The enforcement of laws pertaining to driving under the influence of alcohol and driving under the influence of drugs (DUI and DUID, respectively) are based on a scientific urine, breath, or blood test. Field sobriety tests — administered on-site, where the officer has pulled over the motorist — include both physical or cognitive tests, as well as a preliminary breath test.

The physical tests approved by the National Highway Traffic Safety Administration (NHYTSA) are a one-leg stand, a walk-and-turn, and what is known as a horizontal gaze “nystagmus” test. The latter of these, the horizontal gaze, involves the slow movement of a pen or penlight while the police officer observes the driver’s eyes. Telltale clues in the nystagmus test are when the eyes falter in following the pen.

Cognitive tests include counting an officer’s fingers, reciting the alphabet and counting backwards.

Note that these tests face criticism and can be challenged in court. For example, the nystagmus test is criticized for giving false readings for individuals with certain medical conditions. Other medical conditions, diagnosed and not-yet-diagnosed, can complicate readings of the one-leg and walk-and-turn tests.

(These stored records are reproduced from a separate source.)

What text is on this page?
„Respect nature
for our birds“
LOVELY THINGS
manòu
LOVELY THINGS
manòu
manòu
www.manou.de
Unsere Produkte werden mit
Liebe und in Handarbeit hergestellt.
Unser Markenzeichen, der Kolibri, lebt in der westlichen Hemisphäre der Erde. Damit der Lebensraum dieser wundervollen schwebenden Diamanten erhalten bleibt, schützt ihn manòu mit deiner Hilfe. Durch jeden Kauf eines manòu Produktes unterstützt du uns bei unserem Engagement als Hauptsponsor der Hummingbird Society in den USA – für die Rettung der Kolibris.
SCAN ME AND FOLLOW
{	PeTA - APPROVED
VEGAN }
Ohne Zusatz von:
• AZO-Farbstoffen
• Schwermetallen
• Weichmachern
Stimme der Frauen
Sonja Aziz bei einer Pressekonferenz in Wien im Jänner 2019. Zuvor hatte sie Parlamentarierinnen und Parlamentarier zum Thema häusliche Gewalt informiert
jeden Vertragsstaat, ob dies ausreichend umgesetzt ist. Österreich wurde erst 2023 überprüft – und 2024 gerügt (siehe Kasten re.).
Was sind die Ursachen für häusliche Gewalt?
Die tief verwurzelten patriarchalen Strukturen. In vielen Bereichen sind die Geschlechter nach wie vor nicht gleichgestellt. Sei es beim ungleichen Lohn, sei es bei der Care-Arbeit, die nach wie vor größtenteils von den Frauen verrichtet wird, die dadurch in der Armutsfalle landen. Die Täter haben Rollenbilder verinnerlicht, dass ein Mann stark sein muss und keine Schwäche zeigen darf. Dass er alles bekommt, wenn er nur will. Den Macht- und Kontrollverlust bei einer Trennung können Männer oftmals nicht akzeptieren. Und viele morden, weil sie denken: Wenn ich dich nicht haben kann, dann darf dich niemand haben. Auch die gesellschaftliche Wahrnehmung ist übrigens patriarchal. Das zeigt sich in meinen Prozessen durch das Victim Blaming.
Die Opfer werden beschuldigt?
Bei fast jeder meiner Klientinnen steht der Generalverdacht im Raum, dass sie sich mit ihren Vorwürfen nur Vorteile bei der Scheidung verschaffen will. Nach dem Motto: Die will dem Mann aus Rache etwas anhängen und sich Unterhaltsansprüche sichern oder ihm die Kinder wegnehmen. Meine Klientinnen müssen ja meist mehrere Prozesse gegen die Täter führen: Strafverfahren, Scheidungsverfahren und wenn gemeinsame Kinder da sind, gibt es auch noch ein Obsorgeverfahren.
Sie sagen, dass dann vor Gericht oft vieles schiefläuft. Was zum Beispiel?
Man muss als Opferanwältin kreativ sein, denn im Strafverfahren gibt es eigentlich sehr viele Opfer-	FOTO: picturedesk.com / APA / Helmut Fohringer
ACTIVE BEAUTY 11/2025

A Breathalyzer® test administered at a processing center or police station might be subject to dispute as well because the equipment is sometimes calibrated incorrectly.

However, by law in Pennsylvania, refusal to submit to chemical testing — Breathalyzer, blood or urine testing — can lead to a 12-month suspension of driving privileges. All drivers licensed by the state agree to this condition as part of the privilege of driving when they get a driver’s license.